The S-I perspective starts with the premise that symbolic activity is the primary social process that creates a group. This symbolic-constitutive focus means that a group is a significant, socially constructed symbol emerging from interactants' communicative behavior rather than an objective entity existing prior to or apart from that interaction. This constitutive process involves interactants symbolically constructing boundaries that create a meaningful relationship among what are now perceived to be fellow group members and that separate the group from other groups.

Expanding on this constitutive view of communication in creating groupness, the S-I perspective explicates the nature, practices, and consequences of using symbols in groups. Specifically, the symbolic-management focus explores three symbolic activities in groups: symbolic predispositions, practices, and processes and products.

Symbolic predispositions are people's tendencies toward symbolic behavior in groups, including symbolic behavior to which they are predisposed (e.g., members' communication traits, such as argumentativeness, and their beliefs about group communicative practices, such as taking turns speaking) and ways they interpret themselves and others based on symbols they believe are meaningful (e.g., dress, ethnicity, gender, and race). For instance, research shows that people predisposed to high communication apprehension talk less in groups and are perceived as less credible compared to those with lower levels. Symbolic predispositions, thus, are symbolic resources that people bring to groups and draw on in their interactions with other members.

Symbolic practices are the specific forms of verbal and nonverbal communication that group members use to interact. For instance, members often create a significant symbol for their group (e.g., Boston Celtics); employ metaphors to describe (conceptually and emotionally) it (e.g., family, even though members are not related by birth, marriage, or adoption, and do not live together and function as a single household); tell stories about the group that, among other things, socialize new members; and employ rituals (e.g., roll call) that become standard ways the group operates. As an example, research shows that group members often tell stories (“Remember when our group…”) and employ rituals (hold a wake) after the loss of a member, symbolic practices that not only help group members to remember that member but also to remember as a group.

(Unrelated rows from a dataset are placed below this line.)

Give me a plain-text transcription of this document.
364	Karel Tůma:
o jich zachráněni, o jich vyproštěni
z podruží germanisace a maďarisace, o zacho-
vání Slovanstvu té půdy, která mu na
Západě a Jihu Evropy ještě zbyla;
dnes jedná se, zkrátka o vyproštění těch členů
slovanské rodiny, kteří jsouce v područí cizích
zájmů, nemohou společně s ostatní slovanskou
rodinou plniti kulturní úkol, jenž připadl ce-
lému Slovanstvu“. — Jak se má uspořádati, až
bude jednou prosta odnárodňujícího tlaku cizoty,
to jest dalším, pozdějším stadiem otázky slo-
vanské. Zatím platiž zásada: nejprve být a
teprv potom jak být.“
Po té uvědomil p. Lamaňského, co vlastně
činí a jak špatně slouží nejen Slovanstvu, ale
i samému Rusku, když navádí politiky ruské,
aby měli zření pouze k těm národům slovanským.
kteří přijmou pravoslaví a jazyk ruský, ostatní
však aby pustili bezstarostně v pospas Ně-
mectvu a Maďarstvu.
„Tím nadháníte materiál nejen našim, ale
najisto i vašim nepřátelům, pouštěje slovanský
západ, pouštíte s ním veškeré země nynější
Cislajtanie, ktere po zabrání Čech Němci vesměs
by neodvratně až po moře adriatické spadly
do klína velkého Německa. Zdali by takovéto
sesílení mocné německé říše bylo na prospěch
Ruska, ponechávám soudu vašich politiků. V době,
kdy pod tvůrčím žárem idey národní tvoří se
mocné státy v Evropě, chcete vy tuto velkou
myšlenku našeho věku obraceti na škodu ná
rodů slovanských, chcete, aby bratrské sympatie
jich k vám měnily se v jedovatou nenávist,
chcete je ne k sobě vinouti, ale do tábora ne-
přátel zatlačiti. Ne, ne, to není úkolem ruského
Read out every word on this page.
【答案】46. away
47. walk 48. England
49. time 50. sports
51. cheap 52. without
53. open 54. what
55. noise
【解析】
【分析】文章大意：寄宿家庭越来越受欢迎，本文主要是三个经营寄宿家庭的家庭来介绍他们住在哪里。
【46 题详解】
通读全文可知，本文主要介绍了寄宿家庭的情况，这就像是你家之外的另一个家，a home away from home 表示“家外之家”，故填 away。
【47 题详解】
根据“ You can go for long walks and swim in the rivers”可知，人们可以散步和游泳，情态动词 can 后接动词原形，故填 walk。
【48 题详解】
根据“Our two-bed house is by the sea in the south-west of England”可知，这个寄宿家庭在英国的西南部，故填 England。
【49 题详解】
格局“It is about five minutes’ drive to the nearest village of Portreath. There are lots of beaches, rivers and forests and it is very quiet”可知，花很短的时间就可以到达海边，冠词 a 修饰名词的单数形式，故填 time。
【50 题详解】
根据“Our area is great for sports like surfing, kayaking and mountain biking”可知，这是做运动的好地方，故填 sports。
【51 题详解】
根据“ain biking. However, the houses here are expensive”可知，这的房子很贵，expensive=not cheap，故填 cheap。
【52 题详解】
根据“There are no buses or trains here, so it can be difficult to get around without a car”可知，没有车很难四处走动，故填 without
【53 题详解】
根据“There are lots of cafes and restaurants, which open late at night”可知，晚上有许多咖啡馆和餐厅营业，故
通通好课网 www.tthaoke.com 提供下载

As members engage in symbolic practices, they create symbolic processes and products—both macrolevel group dynamics (e.g., establishing boundaries and developing a culture) and microlevel group outcomes (e.g., creating mission statements and making decisions). In line with structuration theory, which views group structures and practices as interdependent, and in contrast to system theory, where group processes (throughputs) are a distinct set of variables that lead to group products (outputs), symbolic processes and products are explicitly linked together in the S-I perspective to emphasize their recursive and reflexive relationship. For instance, research shows that group development is both a process and a product that results from and influences group symbolic activity (e.g., using we rather than I statements both creates a new development stage and leads to increased use of such statements).